Élisabeth Loisel

Personal information
- Date of birth: 1 August 1963 (age 63)
- Place of birth: Meaux, France
- Height: 1.71 m (5 ft 7 in)
- Position: Defender

Senior career*
- Years: Team / Apps / (Gls)
- 1979–1982: Stade Reims
- 1982–1989: Saint-Maur

International career
- 1980–1989: France / 40 / (3)

Managerial career
- 1997–2007: France (women's)
- 2007–2008: China (women's)

= Élisabeth Loisel =

French footballer and manager (born 1963)

Élisabeth Loisel (born 1 August 1963) is a French former football player and manager. Throughout her career she played for Stade de Reims and VGA Saint-Maur. She was a member of the France national team between 1980 and her retirement in 1989 at 26.

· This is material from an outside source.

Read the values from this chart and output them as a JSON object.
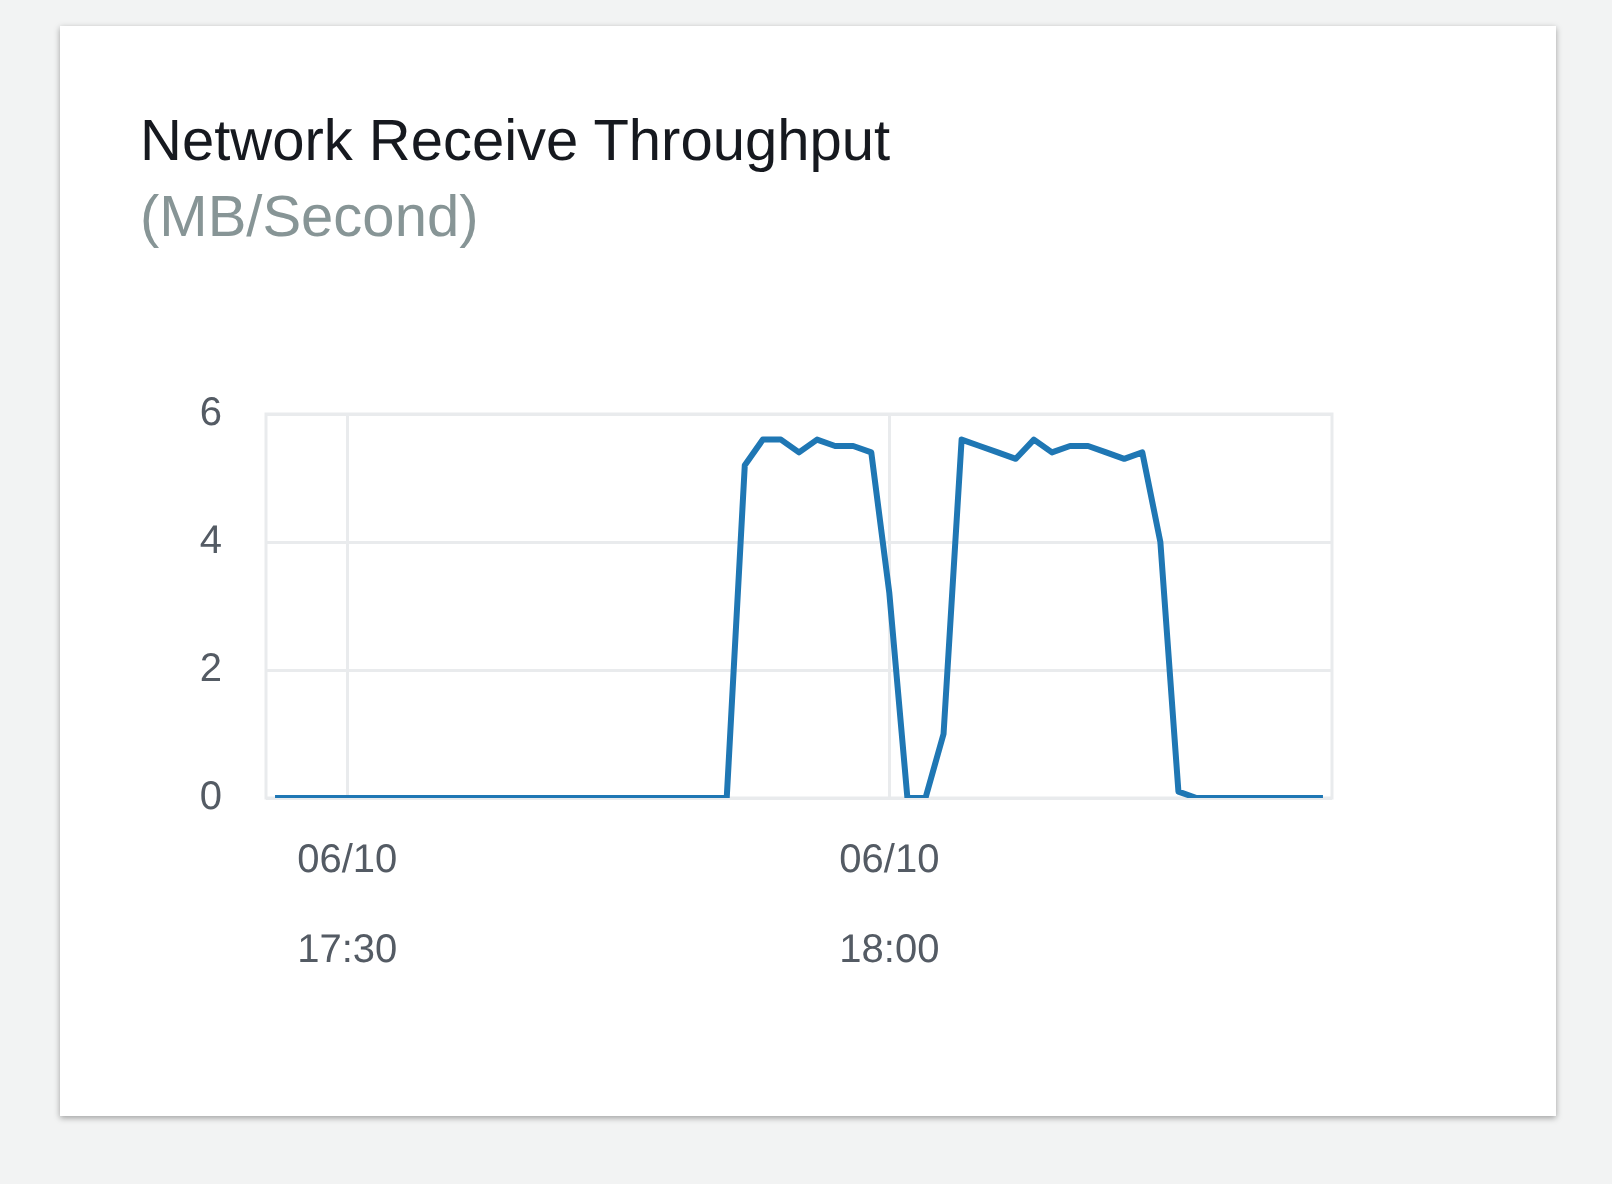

In 1997 she was appointed the France national team manager. Under her tenancy France qualified for the 2003 World Cup and the 2001 and 2005 European Championships. She was sacked after France failed to qualify for the 2007 World Cup. That same year she was signed by the Chinese Football Association as China's manager for the 2008 Summer Olympics. However, she was sacked five months from the tournament, following a disappointing performance in the 2008 Algarve Cup.

She currently leads the Committee for Women's Football and the FIFA Women's World Cup in the French Football Federation.